I know what you’re thinking. You’re thinking, Stormin, we’re almost six months into this thing in the United States. This pandemic, and so far the situation can probably only be described by the two words. The first being “cluster”, and the second being a word that I’m pretty sure, even if I filled in all but the first letter with ampersand (&), octothorpe (#) and the at (@) sign, there isn’t a snowball in hell’s chance the editor is going to let it slide (raspberry emoji). [Editor’s note: I would have included it, but his description is funnier.]
Anyway, here’s the thing. Your government actually has a comprehensive, no-nonsense plan that can be switched on with a simple declaration by the Secretary of Homeland Security.
The “National Response Framework is a guide to how the Nation responds to all types of disasters and emergencies. It is built on scalable, flexible, and adaptable concepts identified in the National Incident Management System to align key roles and responsibilities across the Nation. The NRF outlines the roles and responsibilities at the individual, organizational and other private sector as well as local, state, and federal government levels.” So it literally covers the problem at all levels.
I’m going to refrain from quoting any more of this document to you. The latest version from October 28, 2019 is available online to download for FREE, and it’s only 57 pages long. Look at page 21, where the “Emergency Support Functions” (ESFs) are listed. Specifically at “ESF #8 Public Health & Medical Services”. There might be a few others that would play into it, but that is obviously the main one.
So now you’re thinking, WOW, that headache is really starting to kick-in, and I’m really glad you told me up front to have some bourb…I mean aspirin ready. And what does all of that mean to me…well…you?
Here’s my take-away. If this pandemic was being handled through the National Response Framework, I believe there would have been people working at the local, state and national levels just trying to fix the problem from the beginning. No politicians making it fodder for their campaigns, no so-called experts clamoring for the spotlight, no arguments about wearing or not wearing masks, just people working hard to solve the nation’s problem. It’s time for our leadership to do their jobs and just help us get through this pandemic in the fastest, safest most orderly way possible. We all need our lives back and our economy back on track. If you want to play the blame game, just leave it for historians.
Kidding aside, the National Response Framework is a very serious piece of work that could one day save this country. If not though, it might come in handy for the coming zombie apocalypse. C’mon, you know it’s coming.

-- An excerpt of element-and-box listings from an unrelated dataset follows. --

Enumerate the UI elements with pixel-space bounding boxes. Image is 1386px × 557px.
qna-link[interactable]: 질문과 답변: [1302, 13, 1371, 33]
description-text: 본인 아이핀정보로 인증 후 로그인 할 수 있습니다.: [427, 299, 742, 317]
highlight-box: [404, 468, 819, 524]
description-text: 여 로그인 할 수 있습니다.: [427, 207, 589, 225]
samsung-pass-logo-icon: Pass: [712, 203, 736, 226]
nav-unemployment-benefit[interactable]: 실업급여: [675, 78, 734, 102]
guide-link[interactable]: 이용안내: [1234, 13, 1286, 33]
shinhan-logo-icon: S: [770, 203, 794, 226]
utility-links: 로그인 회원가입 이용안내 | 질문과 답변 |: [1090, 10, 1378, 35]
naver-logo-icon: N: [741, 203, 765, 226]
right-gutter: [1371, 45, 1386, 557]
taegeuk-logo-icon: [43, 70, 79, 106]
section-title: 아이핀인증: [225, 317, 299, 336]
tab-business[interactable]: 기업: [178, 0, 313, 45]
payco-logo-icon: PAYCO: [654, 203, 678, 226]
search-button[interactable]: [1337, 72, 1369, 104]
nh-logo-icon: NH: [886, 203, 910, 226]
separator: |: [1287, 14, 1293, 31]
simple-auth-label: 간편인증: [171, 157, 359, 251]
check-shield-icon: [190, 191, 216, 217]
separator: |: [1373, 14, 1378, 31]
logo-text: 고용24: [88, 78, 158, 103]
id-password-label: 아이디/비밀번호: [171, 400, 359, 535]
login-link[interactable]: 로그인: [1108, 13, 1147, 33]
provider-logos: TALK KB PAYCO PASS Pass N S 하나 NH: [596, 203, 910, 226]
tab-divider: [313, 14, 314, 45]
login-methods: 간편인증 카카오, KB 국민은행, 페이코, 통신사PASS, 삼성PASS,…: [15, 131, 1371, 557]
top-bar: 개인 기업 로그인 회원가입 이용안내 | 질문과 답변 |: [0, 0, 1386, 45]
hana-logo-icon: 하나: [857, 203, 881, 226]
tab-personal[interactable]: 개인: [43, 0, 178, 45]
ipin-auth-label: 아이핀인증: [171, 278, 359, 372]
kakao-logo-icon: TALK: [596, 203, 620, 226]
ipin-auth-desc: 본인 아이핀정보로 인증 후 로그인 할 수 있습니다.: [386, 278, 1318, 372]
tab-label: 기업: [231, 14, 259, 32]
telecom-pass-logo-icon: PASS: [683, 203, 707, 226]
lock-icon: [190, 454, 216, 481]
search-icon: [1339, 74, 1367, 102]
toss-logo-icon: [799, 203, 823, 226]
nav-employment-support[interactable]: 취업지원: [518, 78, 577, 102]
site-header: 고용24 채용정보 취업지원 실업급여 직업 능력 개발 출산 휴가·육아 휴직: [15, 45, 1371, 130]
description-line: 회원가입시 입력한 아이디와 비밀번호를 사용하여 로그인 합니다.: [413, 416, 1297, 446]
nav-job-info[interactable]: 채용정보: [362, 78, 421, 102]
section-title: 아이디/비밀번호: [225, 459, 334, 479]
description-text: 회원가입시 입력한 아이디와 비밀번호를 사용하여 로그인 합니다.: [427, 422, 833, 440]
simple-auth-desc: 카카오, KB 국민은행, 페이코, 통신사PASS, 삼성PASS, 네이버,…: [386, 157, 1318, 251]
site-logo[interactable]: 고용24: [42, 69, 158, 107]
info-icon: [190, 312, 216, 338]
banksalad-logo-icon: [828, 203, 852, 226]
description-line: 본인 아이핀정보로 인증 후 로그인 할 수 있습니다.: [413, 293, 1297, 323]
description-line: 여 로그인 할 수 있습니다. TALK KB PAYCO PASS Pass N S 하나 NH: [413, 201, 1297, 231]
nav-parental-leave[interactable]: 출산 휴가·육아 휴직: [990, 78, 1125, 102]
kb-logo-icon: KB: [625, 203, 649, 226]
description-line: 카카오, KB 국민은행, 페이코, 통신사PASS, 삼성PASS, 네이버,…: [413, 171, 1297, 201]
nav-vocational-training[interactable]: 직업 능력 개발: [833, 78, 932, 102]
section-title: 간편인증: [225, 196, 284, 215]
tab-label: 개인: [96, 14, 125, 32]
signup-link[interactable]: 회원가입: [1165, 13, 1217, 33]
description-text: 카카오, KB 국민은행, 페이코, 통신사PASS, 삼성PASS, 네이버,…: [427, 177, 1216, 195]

BTW, just in case you want a your own hard copy of that 57 page booklet, I’m not going to say there are some unscrupulous people out there, but I saw hard copies for sale online from two large online retailers, both of whose names start with letters that are in the first five of the alphabet. If you haven’t figured it out yet, both of their names start with vowels. C’mon guys, it can’t be that hard. There are only two vowels in the first five letters. Didn’t you watch Sesame Street when you were a kid, or last week after you finally wrapped up Ozark and couldn’t quite get yourself to start binging a new series? To be fair, these large online retailers don’t actually sell everything on their sites themselves, but one of them did personally get yelled at by Congress in July. Besides, I’m pretty sure if you find the right contact at FEMA, they’ll send you one for free, or whatever a pre-addressed, postage-paid envelope costs these day. Anyone remember those?